BioCrossroads released a “request for interest in participation” in the creation of a new K-12 Indiana Science, Technology, Engineering and Math Education Resource Center. Patterned after the North Carolina Science, Mathematics and Technology Education Center, BioCrossroads’ STEM is meant to be a Web-based, largely virtual organization. It would coordinate math and science resources for educators.

“Ultimately, this center will help students acquire the necessary knowledge and skills to have successful careers, be good citizens and help advance the economy of their local communities and the state,” said Marcie Brown, Gov. Mitch Daniels’ policy director for education.

The request seeks a statewide managing partner for an Indiana STEM Resource Center. The partner would organize its reach across the state.
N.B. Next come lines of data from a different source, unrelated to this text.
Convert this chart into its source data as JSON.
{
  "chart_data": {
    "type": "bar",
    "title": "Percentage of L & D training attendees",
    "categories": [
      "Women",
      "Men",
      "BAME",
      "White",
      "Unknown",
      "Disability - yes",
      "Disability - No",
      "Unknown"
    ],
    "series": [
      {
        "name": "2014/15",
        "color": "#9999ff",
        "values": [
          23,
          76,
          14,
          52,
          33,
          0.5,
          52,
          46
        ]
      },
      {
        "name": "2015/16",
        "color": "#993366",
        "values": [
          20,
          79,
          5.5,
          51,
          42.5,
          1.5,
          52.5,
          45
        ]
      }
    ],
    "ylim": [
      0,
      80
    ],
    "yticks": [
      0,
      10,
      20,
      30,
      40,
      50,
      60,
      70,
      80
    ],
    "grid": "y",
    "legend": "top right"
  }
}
BioCrossroads also seeks regional participation.

“The success of the Indiana STEM Resource Center will be measured by its ability to increase the number of Hoosier students who pass ISTEP-Plus, increase the number of students who pursue and graduate with math- and science-related degrees, along with many other metrics,” said BioCrossroads Vice President Anne Shane.

“Improving K-12 science and math education is the path to economic vitality for Indiana.”

BioCrossroads reports that 30 percent of Indiana’s work force is tied to manufacturing and the life sciences industries. According to its research, more than 80 percent of the fastest-growing occupations are dependent on strong knowledge of science and math. But in Indiana last year, nearly half of the state’s seventhgraders failed the state’s first Indiana Statewide Testing for Educational Progress-Plus science exam.

“Recent studies have shown that over the past 10 years, the number of high school seniors who are pursuing careers in engineering has dropped nearly 40 percent,” said Gary Pellico, director of the Indianapolis Challenger Learning Center. “This new resource center will help Indiana turn this statistic around so that our students are better prepared for the students of tomorrow.”

BioCrossroads developed the concept for an Indiana STEM Resource Center with the help of the Science Education Foundation of Indiana, the Indiana Department of Education, the Lumina Foundation for Education and the University of Indianapolis’ Center of Excellence in Leadership and Learning. The effort began last fall.